I learned the personal is political. As I learned and read about the symptoms and behaviors of gender based violence, I began to connect the same abusive behaviors and tactics in settler society. I learned that settler society is based on power and control over stolen land and stolen people. My intersectionality has and always has been based on the concept of K’é/ kinship. A teaching that my late Grandmother instilled in me since childhood. K’é is the foundation and identity of who we are as Diné. It is our relationship to one another, non-human relatives and the land. My activism is K’é because it involves working towards a just, free, liberated and dignified life for all oppressed people. We have witnessed the strengthening of K’é as BIPOC have joined in solidarity against the injustices we face.
Thanksgiving is today, how do you feel about this holiday? What can we do to recognize Indigenous communities on this day?
I do not celebrate genocide.
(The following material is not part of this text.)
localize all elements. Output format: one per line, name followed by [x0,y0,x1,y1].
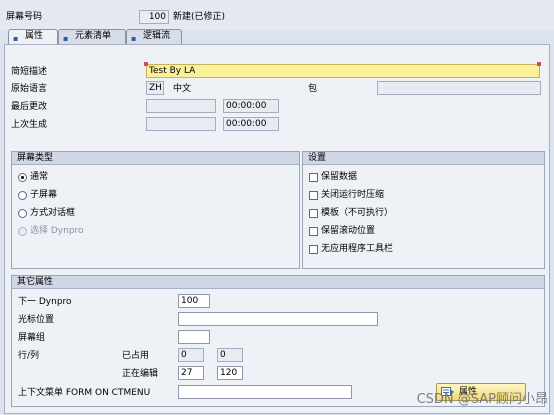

No Thanks No Giving is a colonial holiday that further reinforces the false sense of unity and harmony. Something that has never existed since colonization. It’s another example of the silencing of Indigenous people and their history. In this case, our Wampanoag relatives. What settlers can do to recognize Indigenous people on No Thanks No Giving is give us the land back. Now, that would be something to celebrate!
What are some tips that people outside the Indigenous community can use to provide support?
Educate not only ourselves, but our families and communities on the nuances of violence, their roots and the goals of violence. Learn about the many movements by BIPOC and how to support/ donate to those movements. Our role going forward is to fight for those who continue to be oppressed, who don’t have adequate status or protection. We are all capable of creating changes needed in our families and communities. White Supremacy, Heteropatriarchy, and Capitalism must also be dismantled and destroyed in order for us to truly live as good relatives to each other and the Earth. We will always be strengthened through our kinship and honest connections to one another. There is no K’é in money or material objects. There is K’é in the land, water, air, fire, our non-human relatives and each other.